MSA Union
- Formation: January 1974; 52 years ago
- Founder: Ganief Hendricks
- Type: Non-profit organization
- Region served: South Africa
- Website: https://msa.org.za

= Muslim Students Association of South Africa =

South African national Muslim student body

The Union of Muslim Students' Associations (MSA Union) is the national body representing all MSA chapters on South African public university campuses. It is registered as a non-profit company (NPC). It was founded at an inaugural conference in Cape Town in January 1974 and it was re-established as MSA Union in September 2001. Its members are the campus chapters, which elect the union's executive committee from among the chapters leaders.

== History ==
Muslim student societies operated independently across individual university campuses before a national body was formed, beginning with the University of the Witwatersrand (Wits) in 1952 and the University of Cape Town (UCT) in 1962. In 1969, the University of the Western Cape formally constituted its association, which the UCT Islamic Society subsequently joined to form MSA Cape.

At the inaugural national conference in Cape Town in January 1974, delegates elected Ganief Hendricks as the organisation's first president and set up its headquarters in Athlone. The body split in 1976.

The national structure collapsed in the early 1990s before reviving around 1994. MSA Union was formalised in its current form in September 2001.

== Organisation ==
The original constitution outlined the organisation's primary aims: representing South African Muslim students, promoting understanding of Islam among Muslims and non-Muslims, coordinating affiliated campus societies, and strengthening community bonds alongside other Islamic groups.

== Chapters ==
The table below lists MSA's campus chapters across South Africa, grouped by province alongside their respective tertiary institutions. As of September 2026, there are 29 campus chapters, excluding the MSA Union and MSA Alumni.

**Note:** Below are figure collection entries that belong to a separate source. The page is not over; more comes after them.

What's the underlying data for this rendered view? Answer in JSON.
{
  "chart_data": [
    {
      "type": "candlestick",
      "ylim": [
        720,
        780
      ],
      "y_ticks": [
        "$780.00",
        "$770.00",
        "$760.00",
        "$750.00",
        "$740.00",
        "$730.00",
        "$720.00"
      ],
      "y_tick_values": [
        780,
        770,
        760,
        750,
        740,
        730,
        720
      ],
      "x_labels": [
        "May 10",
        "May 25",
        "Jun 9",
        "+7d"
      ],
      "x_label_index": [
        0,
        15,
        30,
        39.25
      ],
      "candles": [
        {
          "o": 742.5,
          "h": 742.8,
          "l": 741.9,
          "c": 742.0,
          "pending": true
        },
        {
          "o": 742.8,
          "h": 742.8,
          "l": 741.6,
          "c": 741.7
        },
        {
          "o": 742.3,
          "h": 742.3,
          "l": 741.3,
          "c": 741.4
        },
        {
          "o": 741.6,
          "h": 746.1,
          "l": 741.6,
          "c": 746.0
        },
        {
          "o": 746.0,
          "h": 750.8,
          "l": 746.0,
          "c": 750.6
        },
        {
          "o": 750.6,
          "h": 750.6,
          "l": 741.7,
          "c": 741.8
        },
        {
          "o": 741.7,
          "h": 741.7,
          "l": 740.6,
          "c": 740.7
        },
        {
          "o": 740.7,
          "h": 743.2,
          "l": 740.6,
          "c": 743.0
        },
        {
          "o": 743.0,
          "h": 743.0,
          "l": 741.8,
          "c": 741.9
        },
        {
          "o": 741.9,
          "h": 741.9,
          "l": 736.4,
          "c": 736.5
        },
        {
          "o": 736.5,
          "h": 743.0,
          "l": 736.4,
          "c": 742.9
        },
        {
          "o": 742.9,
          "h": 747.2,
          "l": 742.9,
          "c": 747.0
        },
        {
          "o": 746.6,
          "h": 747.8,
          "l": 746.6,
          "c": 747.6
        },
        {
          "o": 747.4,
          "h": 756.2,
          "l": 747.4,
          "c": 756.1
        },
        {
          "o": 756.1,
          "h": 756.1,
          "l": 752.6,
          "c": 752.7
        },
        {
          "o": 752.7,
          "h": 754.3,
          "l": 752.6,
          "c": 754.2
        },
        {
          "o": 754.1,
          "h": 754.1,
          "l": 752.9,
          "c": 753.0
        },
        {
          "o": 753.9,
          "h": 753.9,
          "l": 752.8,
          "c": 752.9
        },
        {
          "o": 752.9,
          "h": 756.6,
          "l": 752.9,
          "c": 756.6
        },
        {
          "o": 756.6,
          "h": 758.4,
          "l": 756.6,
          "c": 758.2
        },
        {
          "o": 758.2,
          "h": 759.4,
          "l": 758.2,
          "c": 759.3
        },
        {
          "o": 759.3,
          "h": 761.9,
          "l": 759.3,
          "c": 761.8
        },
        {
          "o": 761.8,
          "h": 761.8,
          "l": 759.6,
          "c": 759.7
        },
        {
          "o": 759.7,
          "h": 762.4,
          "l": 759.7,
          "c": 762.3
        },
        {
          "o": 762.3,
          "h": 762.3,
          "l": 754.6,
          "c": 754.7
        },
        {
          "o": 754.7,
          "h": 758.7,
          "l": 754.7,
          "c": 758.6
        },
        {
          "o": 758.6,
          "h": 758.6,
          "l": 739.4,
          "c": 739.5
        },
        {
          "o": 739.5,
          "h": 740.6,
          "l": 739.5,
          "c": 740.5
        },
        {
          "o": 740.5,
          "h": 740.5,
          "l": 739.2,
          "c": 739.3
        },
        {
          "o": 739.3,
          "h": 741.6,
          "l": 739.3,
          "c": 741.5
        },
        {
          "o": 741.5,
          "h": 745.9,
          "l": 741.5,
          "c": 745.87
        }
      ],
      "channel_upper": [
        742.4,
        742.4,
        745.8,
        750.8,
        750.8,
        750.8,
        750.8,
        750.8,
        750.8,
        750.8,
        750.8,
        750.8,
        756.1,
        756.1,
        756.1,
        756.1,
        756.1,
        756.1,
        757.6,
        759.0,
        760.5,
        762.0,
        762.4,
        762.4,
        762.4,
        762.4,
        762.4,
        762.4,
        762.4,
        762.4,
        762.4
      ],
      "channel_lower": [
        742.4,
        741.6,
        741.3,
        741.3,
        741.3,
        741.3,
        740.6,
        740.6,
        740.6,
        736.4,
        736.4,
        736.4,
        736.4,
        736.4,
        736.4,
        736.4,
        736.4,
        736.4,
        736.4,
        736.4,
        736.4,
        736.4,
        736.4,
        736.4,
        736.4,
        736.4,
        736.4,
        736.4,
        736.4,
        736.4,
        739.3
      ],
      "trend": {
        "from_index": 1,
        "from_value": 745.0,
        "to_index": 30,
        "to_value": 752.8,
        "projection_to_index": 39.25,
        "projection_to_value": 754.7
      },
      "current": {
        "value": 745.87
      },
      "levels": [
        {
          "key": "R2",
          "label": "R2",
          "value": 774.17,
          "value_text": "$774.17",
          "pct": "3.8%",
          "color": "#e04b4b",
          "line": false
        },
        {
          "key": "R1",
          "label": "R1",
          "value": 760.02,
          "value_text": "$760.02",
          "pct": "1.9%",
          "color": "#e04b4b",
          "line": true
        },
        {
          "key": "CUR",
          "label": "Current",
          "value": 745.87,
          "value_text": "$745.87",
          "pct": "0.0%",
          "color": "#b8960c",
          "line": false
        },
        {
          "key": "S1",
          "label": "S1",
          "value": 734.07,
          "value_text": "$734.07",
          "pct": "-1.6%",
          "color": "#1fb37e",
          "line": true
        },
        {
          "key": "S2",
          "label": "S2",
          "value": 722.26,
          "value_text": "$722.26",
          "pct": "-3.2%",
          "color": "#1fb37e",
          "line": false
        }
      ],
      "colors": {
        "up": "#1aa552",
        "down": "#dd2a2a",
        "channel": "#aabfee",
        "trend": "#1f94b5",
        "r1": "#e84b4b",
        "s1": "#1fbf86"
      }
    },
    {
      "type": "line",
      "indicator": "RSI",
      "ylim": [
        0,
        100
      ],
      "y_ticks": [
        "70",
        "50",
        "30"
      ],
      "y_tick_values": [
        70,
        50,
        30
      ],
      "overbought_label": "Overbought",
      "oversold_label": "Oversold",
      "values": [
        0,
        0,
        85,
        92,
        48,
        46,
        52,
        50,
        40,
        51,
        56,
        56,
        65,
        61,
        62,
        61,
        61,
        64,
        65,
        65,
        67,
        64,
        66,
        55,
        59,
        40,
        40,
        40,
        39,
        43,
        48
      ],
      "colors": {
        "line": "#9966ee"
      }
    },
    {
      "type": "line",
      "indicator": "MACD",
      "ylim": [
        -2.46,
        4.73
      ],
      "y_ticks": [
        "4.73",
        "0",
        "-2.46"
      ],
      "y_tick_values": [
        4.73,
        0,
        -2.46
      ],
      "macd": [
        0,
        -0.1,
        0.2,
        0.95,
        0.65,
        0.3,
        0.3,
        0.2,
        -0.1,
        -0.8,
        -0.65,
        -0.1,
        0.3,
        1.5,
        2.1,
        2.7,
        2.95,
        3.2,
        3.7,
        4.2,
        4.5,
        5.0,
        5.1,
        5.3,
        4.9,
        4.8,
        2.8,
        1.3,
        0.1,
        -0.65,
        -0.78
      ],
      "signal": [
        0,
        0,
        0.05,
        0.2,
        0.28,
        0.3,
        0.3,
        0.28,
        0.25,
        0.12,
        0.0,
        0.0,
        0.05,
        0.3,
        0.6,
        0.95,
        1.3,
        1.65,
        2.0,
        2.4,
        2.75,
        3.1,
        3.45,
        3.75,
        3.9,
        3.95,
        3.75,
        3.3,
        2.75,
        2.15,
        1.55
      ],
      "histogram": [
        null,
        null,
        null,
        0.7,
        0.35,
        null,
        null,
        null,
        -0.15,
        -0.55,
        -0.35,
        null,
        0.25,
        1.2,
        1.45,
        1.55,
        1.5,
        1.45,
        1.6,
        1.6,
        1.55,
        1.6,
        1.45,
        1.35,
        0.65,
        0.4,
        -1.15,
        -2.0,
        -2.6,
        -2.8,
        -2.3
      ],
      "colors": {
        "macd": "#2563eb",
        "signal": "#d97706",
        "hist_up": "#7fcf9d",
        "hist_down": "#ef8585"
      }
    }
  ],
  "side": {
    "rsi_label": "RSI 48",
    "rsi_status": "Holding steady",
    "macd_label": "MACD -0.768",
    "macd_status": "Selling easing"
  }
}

| Province | Chapter | Institution |
|---|---|---|
| Western Cape | MSA CPUT Bellville | Cape Peninsula University of Technology |
| Western Cape | MSA CPUT D6 | Cape Peninsula University of Technology |
| Western Cape | MSA CPUT Mowbray | Cape Peninsula University of Technology |
| Western Cape | MSA Eduvoss Mowbray | Eduvos |
| Western Cape | MSA Stellenbosch | Stellenbosch University |
| Western Cape | MSA Tygerberg | Stellenbosch University |
| Western Cape | MSA UCT | University of Cape Town |
| Western Cape | MSA UWC | University of the Western Cape |
| Western Cape | MSA UWC Dentistry | University of the Western Cape Faculty of Dentistry |
| Western Cape | MSA VCCT | Varsity College (South Africa) |
| Eastern Cape | MSA NMU | Nelson Mandela University |
| Eastern Cape | MSA Rhodes | Rhodes University |
| Gauteng | MSA SMU | Sefako Makgatho Health Sciences University |
| Gauteng | MSA TUKS | University of Pretoria |
| Gauteng | MSA UJ APK | University of Johannesburg |
| Gauteng | MSA UJ DFC | University of Johannesburg |
| Gauteng | MSA Wits | University of the Witwatersrand |
| Gauteng | MSA Wits Med | University of the Witwatersrand |
| Kwazulu-Natal | MSA DUT | Durban University of Technology |
| Kwazulu-Natal | MSA UKZN Howard | University of KwaZulu-Natal |
| Kwazulu-Natal | MSA UKZN Med | University of KwaZulu-Natal |
| Kwazulu-Natal | MSA UKZN Pietermaritzburg | University of KwaZulu-Natal |
| Kwazulu-Natal | MSA UKZN Westville | University of KwaZulu-Natal |
| Free State | MSA UFS | University of the Free State |
| North West | MSA NWU Mafikeng | North-West University |
| North West | MSA NWU Potch | North-West University |
| North West | MSA NWU Vaal | North-West University |
| Limpopo | MSA Limpopo | University of Limpopo |
| Limpopo | MSA Univen | University of Venda |

== Activities ==

=== National Camp ===
The organisation historically hosted an annual National Camp in KwaZulu-Natal, which drew representatives from all chapters to focus on Muslim leadership development.

=== The Message Magazine ===
In May 2001, the University of Natal Islamic Society published a newsletter originally named Ar-Risaalah (Arabic for "The Message"). Writer Azad Essa named it after Moustapha Akkad's film, and Mariam Jhaveri designed the first edition. Mohamed Raiman later revived the publication. Under the production of Bilal Randeree and Jhaveri, it expanded by 2003 into a full-colour national student magazine published in Durban.

=== Mass Iftar ===
In 2025, the organisation held a mass iftar during Ramadan at the University of Cape Town that drew over 1,800 students. Organisers branded the gathering as "MSA Union Mass Iftar '25," which they described as marking the MSA's 50th anniversary in South Africa.